0.72 repeating, also known as 0.72~, is a decimal number that has a repeating pattern of 2's after the decimal point. In other words, it can be written as 0.722222... where the 2's go on indefinitely.
Converting 0.72 Repeating to a Fraction
To convert 0.72 repeating to a simplified fraction, we can use a few different methods. One way is to use the fact that a repeating decimal can be converted to a fraction by using the following formula:
x = a / (10^n - 1)
where x is the repeating decimal, a is the number of decimal places in the repeating part, and n is the number of digits in the repeating part.

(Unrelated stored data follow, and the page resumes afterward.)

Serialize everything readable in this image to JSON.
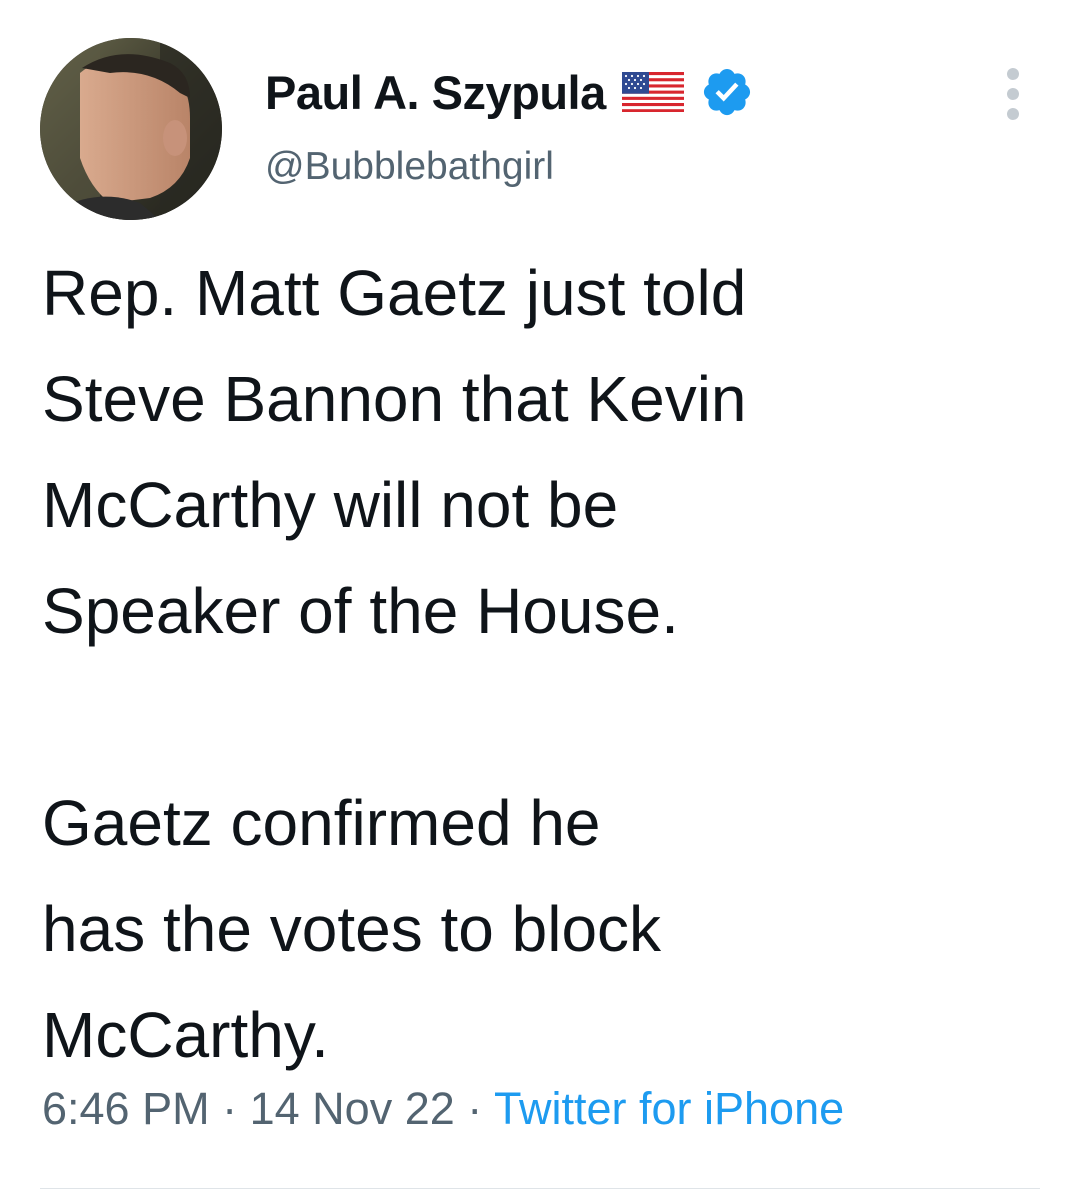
{
  "author": {
    "display_name": "Paul A. Szypula",
    "handle": "@Bubblebathgirl",
    "flag_icon": "us-flag-icon",
    "verified_icon": "verified-badge-icon",
    "verified_color": "#1d9bf0"
  },
  "tweet": {
    "paragraphs": [
      [
        "Rep. Matt Gaetz just told",
        "Steve Bannon that Kevin",
        "McCarthy will not be",
        "Speaker of the House."
      ],
      [
        "Gaetz confirmed he",
        "has the votes to block",
        "McCarthy."
      ]
    ]
  },
  "meta": {
    "time": "6:46 PM",
    "separator": "·",
    "date": "14 Nov 22",
    "source": "Twitter for iPhone"
  },
  "colors": {
    "text_primary": "#0f1419",
    "text_secondary": "#536471",
    "link": "#1d9bf0"
  }
}
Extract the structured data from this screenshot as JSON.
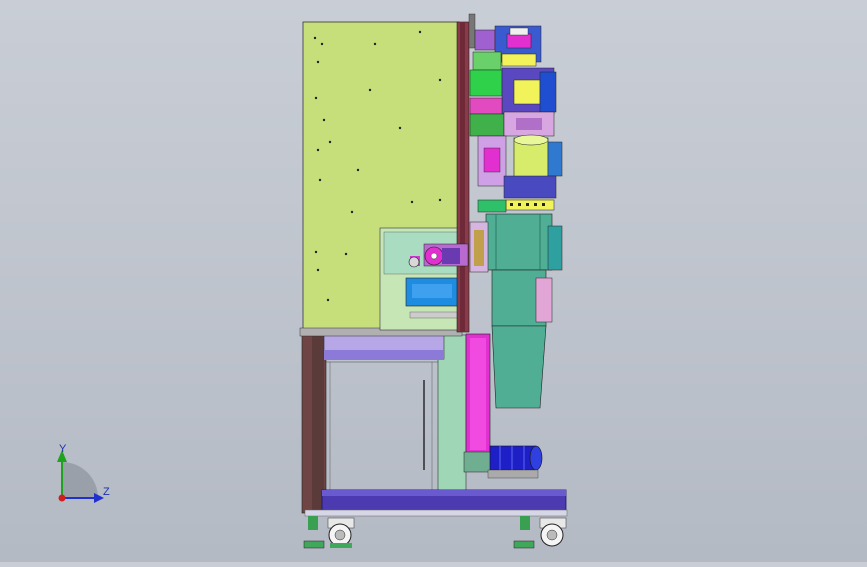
{
  "viewport": {
    "background_top": "#c9ced6",
    "background_bottom": "#b4bac4"
  },
  "triad": {
    "y_label": "Y",
    "z_label": "Z",
    "colors": {
      "y": "#1fa31f",
      "z": "#1f2fd0",
      "x": "#d01f1f",
      "sector": "#9aa0aa"
    }
  },
  "model": {
    "panel_color": "#c6df7a",
    "frame_color": "#5b3a3a",
    "base_color": "#4b3ab0",
    "drum_color": "#4fae94",
    "motor_color": "#1f1fc8",
    "accent_magenta": "#e22fd0",
    "accent_yellow": "#f2f25a"
  }
}
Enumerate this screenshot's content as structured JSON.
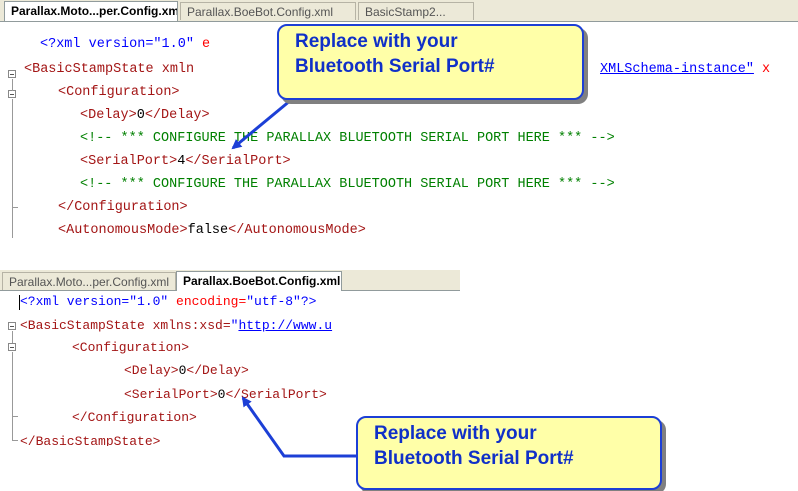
{
  "top": {
    "tabs": [
      {
        "label": "Parallax.Moto...per.Config.xml",
        "active": true
      },
      {
        "label": "Parallax.BoeBot.Config.xml",
        "active": false
      },
      {
        "label": "BasicStamp2...",
        "active": false
      }
    ],
    "lines": [
      {
        "t1": "<?xml version=",
        "t2": "\"1.0\"",
        "t3": " e"
      },
      {
        "t1": "<BasicStampState xmln",
        "t2": "XMLSchema-instance\"",
        "t3": " x"
      },
      {
        "t1": "<Configuration>"
      },
      {
        "t1": "<Delay>",
        "t2": "0",
        "t3": "</Delay>"
      },
      {
        "t1": "<!-- *** CONFIGURE THE PARALLAX BLUETOOTH SERIAL PORT HERE *** -->"
      },
      {
        "t1": "<SerialPort>",
        "t2": "4",
        "t3": "</SerialPort>"
      },
      {
        "t1": "<!-- *** CONFIGURE THE PARALLAX BLUETOOTH SERIAL PORT HERE *** -->"
      },
      {
        "t1": "</Configuration>"
      },
      {
        "t1": "<AutonomousMode>",
        "t2": "false",
        "t3": "</AutonomousMode>"
      }
    ],
    "callout": {
      "line1": "Replace with your",
      "line2": "Bluetooth Serial Port#"
    }
  },
  "bottom": {
    "tabs": [
      {
        "label": "Parallax.Moto...per.Config.xml",
        "active": false
      },
      {
        "label": "Parallax.BoeBot.Config.xml",
        "active": true
      }
    ],
    "lines": [
      {
        "t1": "<?xml version=",
        "t2": "\"1.0\"",
        "t3": " encoding=",
        "t4": "\"utf-8\"",
        "t5": "?>"
      },
      {
        "t1": "<BasicStampState xmlns:xsd=",
        "t2": "\"",
        "t3": "http://www.u"
      },
      {
        "t1": "<Configuration>"
      },
      {
        "t1": "<Delay>",
        "t2": "0",
        "t3": "</Delay>"
      },
      {
        "t1": "<SerialPort>",
        "t2": "0",
        "t3": "</SerialPort>"
      },
      {
        "t1": "</Configuration>"
      },
      {
        "t1": "</BasicStampState>"
      }
    ],
    "callout": {
      "line1": "Replace with your",
      "line2": "Bluetooth Serial Port#"
    }
  },
  "colors": {
    "callout_bg": "#ffffa8",
    "callout_border": "#1c3fd6",
    "arrow": "#1c3fd6",
    "comment": "#008000",
    "tag": "#a31515"
  }
}
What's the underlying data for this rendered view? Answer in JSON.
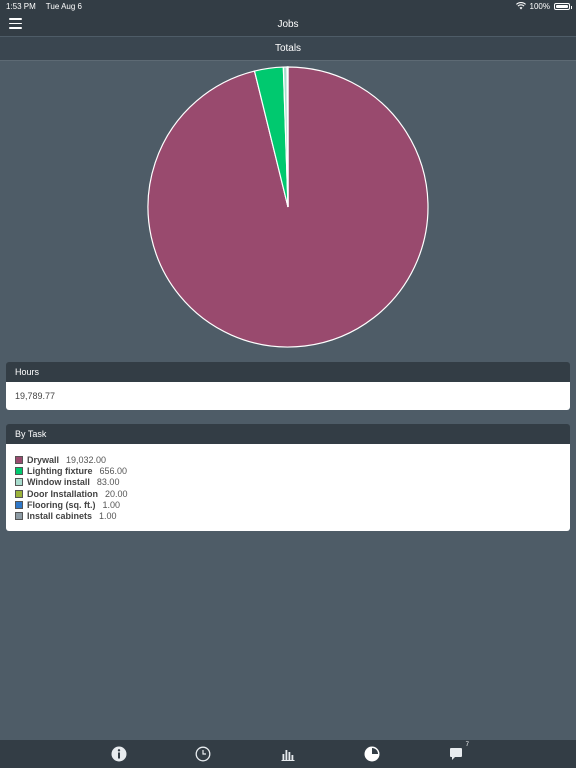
{
  "status": {
    "time": "1:53 PM",
    "date": "Tue Aug 6",
    "battery": "100%"
  },
  "nav": {
    "title": "Jobs"
  },
  "section": {
    "title": "Totals"
  },
  "hours": {
    "header": "Hours",
    "value": "19,789.77"
  },
  "by_task": {
    "header": "By Task"
  },
  "tabs": {
    "messages_badge": "7"
  },
  "colors": {
    "background": "#4e5c67",
    "bar": "#333d45"
  },
  "chart_data": {
    "type": "pie",
    "labels": [
      "Drywall",
      "Lighting fixture",
      "Window install",
      "Door Installation",
      "Flooring (sq. ft.)",
      "Install cabinets"
    ],
    "values": [
      19032.0,
      656.0,
      83.0,
      20.0,
      1.0,
      1.0
    ],
    "value_labels": [
      "19,032.00",
      "656.00",
      "83.00",
      "20.00",
      "1.00",
      "1.00"
    ],
    "colors": [
      "#994a6e",
      "#00c96f",
      "#a8dccd",
      "#9bb33a",
      "#2f78c9",
      "#8d9ba4"
    ]
  }
}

In this case, x = 0.72~, a = 2, and n = 2. Plugging these values into the formula, we get:
0.72~ = 2 / (10^2 - 1) 0.72~ = 2 / 99 0.72~ = 2/99
Simplifying the Fraction
To simplify the fraction, we can divide both the numerator and the denominator by their greatest common divisor (GCD). The GCD of 2 and 99 is 1, so the fraction is already in its simplest form.
Final Answer
Therefore, 0.72 repeating as a simplified fraction is 2/99.
Conclusion
In this article, we have converted 0.72 repeating to a simplified fraction using the formula for converting repeating decimals to fractions. We have also simplified the fraction to its simplest form, resulting in the final answer of 2/99.